After a while the breeze blew refugee drips from an overhanging branch onto her face. She crawled down to the gutter and started throwing handfuls of wet leaves and muck onto her freshly mown back lawn. She heard the creak of metal and wondered momentarily what she would do if the ladder blew down. If she jumped, would she sprain an ankle? Or would she merely feel like an idiot for stranding herself on top of her own house?
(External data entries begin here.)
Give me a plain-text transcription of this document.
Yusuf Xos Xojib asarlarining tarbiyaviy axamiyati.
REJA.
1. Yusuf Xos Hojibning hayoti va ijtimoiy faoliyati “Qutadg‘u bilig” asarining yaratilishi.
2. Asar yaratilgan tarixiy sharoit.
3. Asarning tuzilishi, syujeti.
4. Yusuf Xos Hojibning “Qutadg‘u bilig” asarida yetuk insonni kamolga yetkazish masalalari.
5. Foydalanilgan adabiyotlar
“Hello?” called a man’s voice. Malinowski the contractor appeared over the roof peak. With the sun lighting him from behind, his thinning auburn hair looked almost orange. “Gutters,” he nodded seeing the muddied gloves. “Just did my own.”
“Nice of you to s
how,” she said.
“Are you a lefty or a righty?” asked Malinowski, as he squatted and hobbled toward her.
“What? Righty.”
“Give me this one then.” He pointed to her left hand. She looked down at Robby’s glove, smeared with muck. Malinowski held out his hand for it. Confused, she slipped the glove off and gave it to him. He dug into the gutter, lobbing a massive handful directly onto her pile below.
“You’re making a mess of your lawn like this. Better to put something down there to throw it into.”
Janie picked up a handful and winged some muck out across the yard. “You could have called, at least,” she said, trying to ramp up to the satisfaction of her earlier fury.
“We don’t call,” he said.
“We who?”
“Contractors. We don’t call. It’s in the handbook.”
“What handbook? There was no handbook…”
“No, the Contractor Handbook. They give it to you at Contractor School. It’s says, ‘Don’t call. Especially if you SAY you’re gonna call, don’t. And if you have to call, wait a couple days.’” He dropped another glob onto the pile below. “We take an oath. Sort of like the Hippocratic Oath doctors take, except without the ‘Do no harm’ part.”
“What?” Janie demanded, her face pinched in irritation. Then a slow grin bloomed on Malinowski’s face, and she understood the joke. She rolled her eyes and shook her head, trying not to smile. “Then why are you here?”
“Well, listen,” he said, scooping and dropping a little faster. “When I saw it was going to rain all week, I started this kitchen rehab over in Weston. That way the footing holes aren’t full of water when the town inspector comes out.”